A gestação gemelar com mola hidatiforme completa que coexiste com feto vivo (GGMC) é uma entidade rara. Embora as recomendações sejam de conduta expectante, são descritas diversas complicações maternas e fetais, como o aumento da incidência de abortamento espontâneo, de parto prematuro, de sangramento vaginal, de pré‐eclampsia grave e de doença trofoblástica persistente, entre outras complicações. Neste trabalho, descrevemos a evolução clínica de um caso de GGMC que evoluiu para crise tireotóxica, pré‐eclâmpsia grave, interrupção da gestação e necessidade de cuidados intensivos maternos. A necropsia fetal evidenciou feto do sexo feminino, sem malformações aparentes, com alterações placentárias que favorecem cromossomopatia. A avaliação dos restos ovulares evidenciou vilosidades com hiperplasia do trofoblasto e vesículas, achados compatíveis com mola hidatiforme completa. Atualmente, após 15 meses de seguimento, a paciente permanece assintomática e com níveis indetectáveis de gonadotrofina coriônica.
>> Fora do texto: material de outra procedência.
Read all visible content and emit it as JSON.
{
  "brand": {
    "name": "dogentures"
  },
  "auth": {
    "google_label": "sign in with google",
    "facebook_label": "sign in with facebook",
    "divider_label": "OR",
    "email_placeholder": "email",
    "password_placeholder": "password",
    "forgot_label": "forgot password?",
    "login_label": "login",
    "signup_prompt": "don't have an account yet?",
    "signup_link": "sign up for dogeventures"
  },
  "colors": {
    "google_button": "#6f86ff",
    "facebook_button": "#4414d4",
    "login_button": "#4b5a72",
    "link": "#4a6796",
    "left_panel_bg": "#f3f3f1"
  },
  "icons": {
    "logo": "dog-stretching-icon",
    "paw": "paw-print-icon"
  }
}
Twin pregnancy with complete hydatidiform mole coexisting with a live fetus is a rare entity, and although the recommendations are expectant management of various maternal and fetal complications are described, such as increasing the number of spontaneous abortion, premature delivery, vaginal bleeding, pre‐eclampsia and severe persistent trophoblastic disease, among other complications. In this paper, we describe the clinical course of a case of GGMC who developed thyrotoxic crisis, preeclampsia severe, termination of pregnancy and maternal need for intensive care. Fetal autopsy showed a female fetus with no apparent defects; with placental changes favoring chromosomal disorders. The evaluation of ovular remains showed villi with trophoblastic hyperplasia and vesicles, suggestive of complete mole. Currently, after 15 months of follow up, the patient remains asymptomatic with undetectable levels of chorionic gonadotropin.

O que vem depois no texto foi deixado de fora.